Письмо сердечное, но, как только Казимир вернулся в Ноан, она уехала в Париж с Жюлем де Грансань и там встретилась со Стефаном.
Вздор — это были сплетни о романе между Авророй и Стефаном; эта связь ни у кого уже не вызывала сомнения. Аврора путешествовала со Стефаном, была при нем всегда в Берри, следовала за ним в Париж; впоследствии потомки Стефана обнаружили, что любовники обменивались пылкими письмами. Письма, которые в это же самое время Аврора посылала Казимиру, носят явный отпечаток преувеличенной нежности, свойственной женщинам, знающим за собой вину. В письме от 13 декабря она просила, чтобы Казимир не приезжал за ней; Стефан взялся сопровождать ее в Берри. Предлогом для пребывания в Париже служила необходимость консультироваться с врачами; она была у самых знаменитых докторов, все нашли ее вполне здоровой.

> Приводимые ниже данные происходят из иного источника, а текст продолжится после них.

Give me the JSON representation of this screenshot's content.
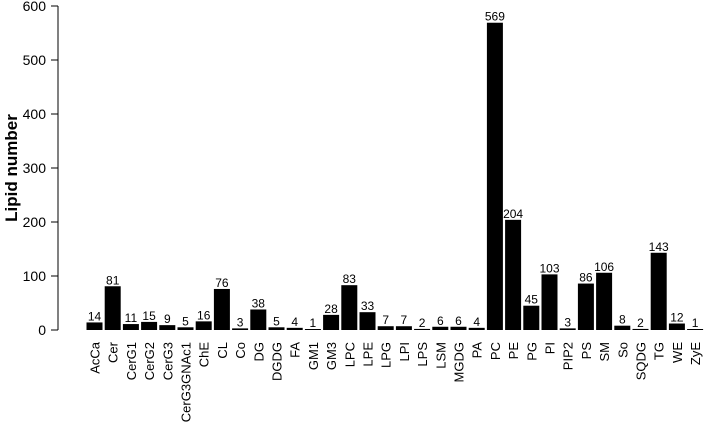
{
  "chart_data": {
    "type": "bar",
    "title": "",
    "xlabel": "",
    "ylabel": "Lipid number",
    "ylim": [
      0,
      600
    ],
    "yticks": [
      0,
      100,
      200,
      300,
      400,
      500,
      600
    ],
    "grid": false,
    "bar_color": "#000000",
    "categories": [
      "AcCa",
      "Cer",
      "CerG1",
      "CerG2",
      "CerG3",
      "CerG3GNAc1",
      "ChE",
      "CL",
      "Co",
      "DG",
      "DGDG",
      "FA",
      "GM1",
      "GM3",
      "LPC",
      "LPE",
      "LPG",
      "LPI",
      "LPS",
      "LSM",
      "MGDG",
      "PA",
      "PC",
      "PE",
      "PG",
      "PI",
      "PIP2",
      "PS",
      "SM",
      "So",
      "SQDG",
      "TG",
      "WE",
      "ZyE"
    ],
    "values": [
      14,
      81,
      11,
      15,
      9,
      5,
      16,
      76,
      3,
      38,
      5,
      4,
      1,
      28,
      83,
      33,
      7,
      7,
      2,
      6,
      6,
      4,
      569,
      204,
      45,
      103,
      3,
      86,
      106,
      8,
      2,
      143,
      12,
      1
    ]
  }
}
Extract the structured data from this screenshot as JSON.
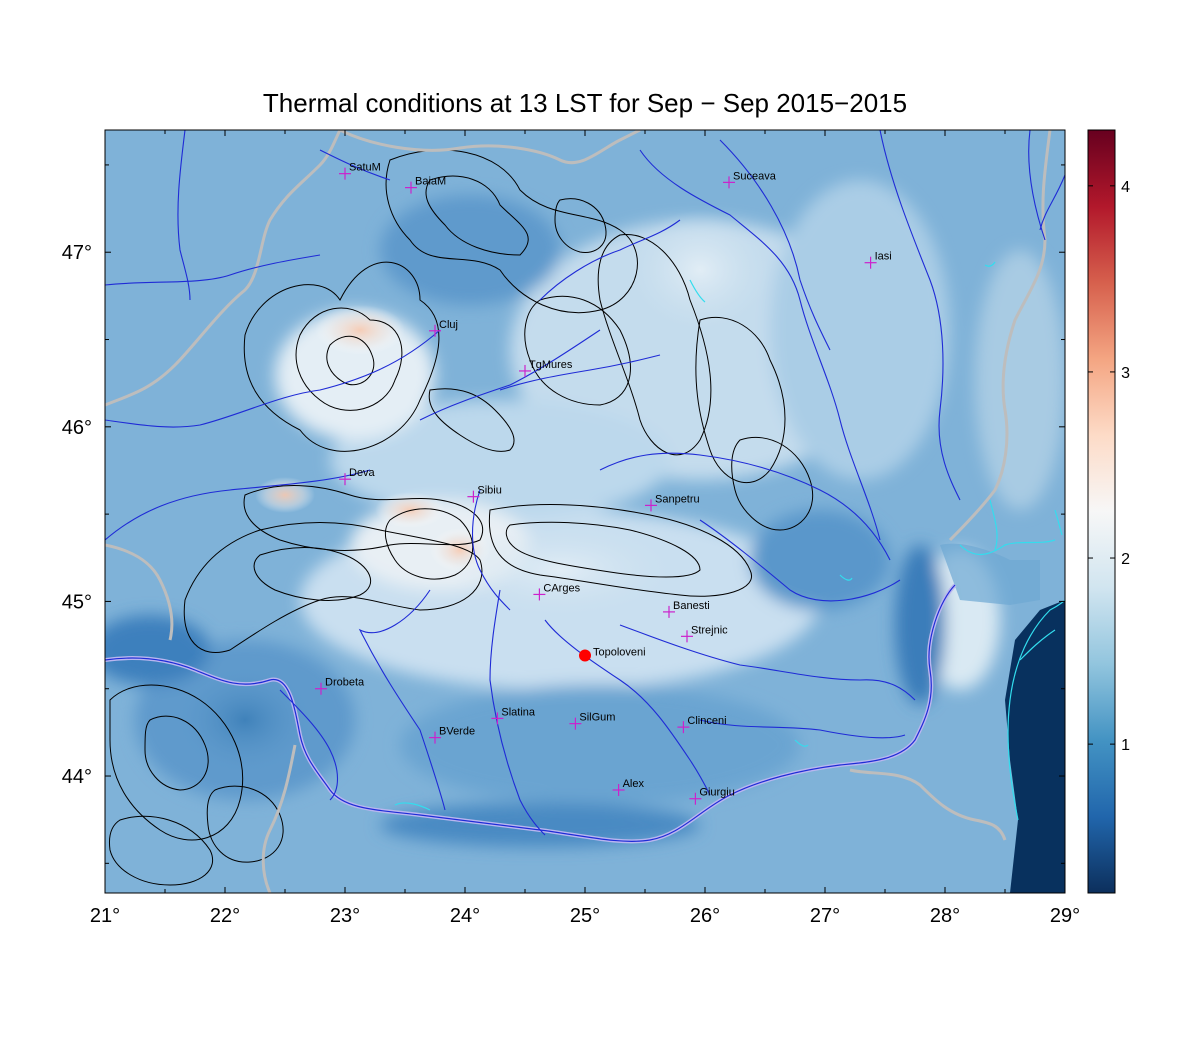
{
  "title": "Thermal conditions at 13 LST for Sep − Sep  2015−2015",
  "map": {
    "lon_range": [
      21,
      29
    ],
    "lat_range": [
      43.33,
      47.7
    ],
    "lon_ticks": [
      "21°",
      "22°",
      "23°",
      "24°",
      "25°",
      "26°",
      "27°",
      "28°",
      "29°"
    ],
    "lat_ticks": [
      "44°",
      "45°",
      "46°",
      "47°"
    ],
    "lon_tick_values": [
      21,
      22,
      23,
      24,
      25,
      26,
      27,
      28,
      29
    ],
    "lat_tick_values": [
      44,
      45,
      46,
      47
    ],
    "stations": [
      {
        "name": "SatuM",
        "lon": 23.0,
        "lat": 47.45
      },
      {
        "name": "BaiaM",
        "lon": 23.55,
        "lat": 47.37
      },
      {
        "name": "Suceava",
        "lon": 26.2,
        "lat": 47.4
      },
      {
        "name": "Iasi",
        "lon": 27.38,
        "lat": 46.94
      },
      {
        "name": "Cluj",
        "lon": 23.75,
        "lat": 46.55
      },
      {
        "name": "TgMures",
        "lon": 24.5,
        "lat": 46.32
      },
      {
        "name": "Deva",
        "lon": 23.0,
        "lat": 45.7
      },
      {
        "name": "Sibiu",
        "lon": 24.07,
        "lat": 45.6
      },
      {
        "name": "Sanpetru",
        "lon": 25.55,
        "lat": 45.55
      },
      {
        "name": "CArges",
        "lon": 24.62,
        "lat": 45.04
      },
      {
        "name": "Banesti",
        "lon": 25.7,
        "lat": 44.94
      },
      {
        "name": "Strejnic",
        "lon": 25.85,
        "lat": 44.8
      },
      {
        "name": "Drobeta",
        "lon": 22.8,
        "lat": 44.5
      },
      {
        "name": "Slatina",
        "lon": 24.27,
        "lat": 44.33
      },
      {
        "name": "SilGum",
        "lon": 24.92,
        "lat": 44.3
      },
      {
        "name": "Clinceni",
        "lon": 25.82,
        "lat": 44.28
      },
      {
        "name": "BVerde",
        "lon": 23.75,
        "lat": 44.22
      },
      {
        "name": "Alex",
        "lon": 25.28,
        "lat": 43.92
      },
      {
        "name": "Giurgiu",
        "lon": 25.92,
        "lat": 43.87
      }
    ],
    "highlight_station": {
      "name": "Topoloveni",
      "lon": 25.0,
      "lat": 44.69,
      "color": "#ff0000"
    },
    "station_marker_color": "#cc22cc"
  },
  "colorbar": {
    "range": [
      0.2,
      4.3
    ],
    "tick_labels": [
      "1",
      "2",
      "3",
      "4"
    ],
    "tick_values": [
      1,
      2,
      3,
      4
    ],
    "colors": [
      "#0c2f5c",
      "#2166ac",
      "#4393c3",
      "#92c5de",
      "#d1e5f0",
      "#f7f7f7",
      "#fddbc7",
      "#f4a582",
      "#d6604d",
      "#b2182b",
      "#67001f"
    ]
  },
  "colors": {
    "river": "#1f2bd6",
    "border": "#bdbdbd",
    "danube_outline": "#b9b6f0",
    "lakes": "#33ddee",
    "sea": "#08315e",
    "contour": "#000000"
  }
}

В сущности, все ее болезни были болезнями души. Возвратясь в Ноан, она впала в тоску и печаль. Она была мрачна, как преступница. Зоэ Леруа: «Я больше не прошу у вас прежней любви. Я не стою ничьей дружбы. Как раненое животное, умирающее в своей норе, я не буду искать сочувствия и помощи у своих ближних…» Почему такое внезапное самоуничижение у существа такого гордого? Она вернулась беременной, может быть, от Стефана. Соланж родилась 13 сентября 1828 года, так что зачатие совпадало с пребыванием в Париже. Аврора уверяла, что ребенок родился раньше срока в результате испуга, который она пережила из-за маленькой дочери Ипполита, Леонтины Шатирон, упавшей с лестницы в Ноане. Но сохранились ли какие-нибудь иллюзии на этот счет у Казимира?
Орельен де Сез без предупреждения приехал ранним утром в начале сентября в Ноан и нашел Аврору одну в гостиной — она возилась с детским приданым. «Что это вы делаете?» — спросил он. «Да что, вы не видите сами? Я тороплюсь, кто-то может прийти раньше, чем я думала». В его голове это не укладывалось: беременность, предстоящие роды, а с другой стороны, уверения в небесной любви, в вечном целомудрии, даже супружеском, которыми были полны письма и речи его подруги! Когда Зоэ Леруа увидела господина де Сеза, она была испугана его горем. Он слегка помешался: был погружен в свои мысли; то помешивал угли в печке, то подбегал к фортепьяно, наигрывал что-то двумя пальцами. Зоэ Леруа — Авроре Дюдеван: «Глядя на Орельена, я представляю себе, какой ужас, какое горе и отчаянное одиночество пережил он в Ноане…»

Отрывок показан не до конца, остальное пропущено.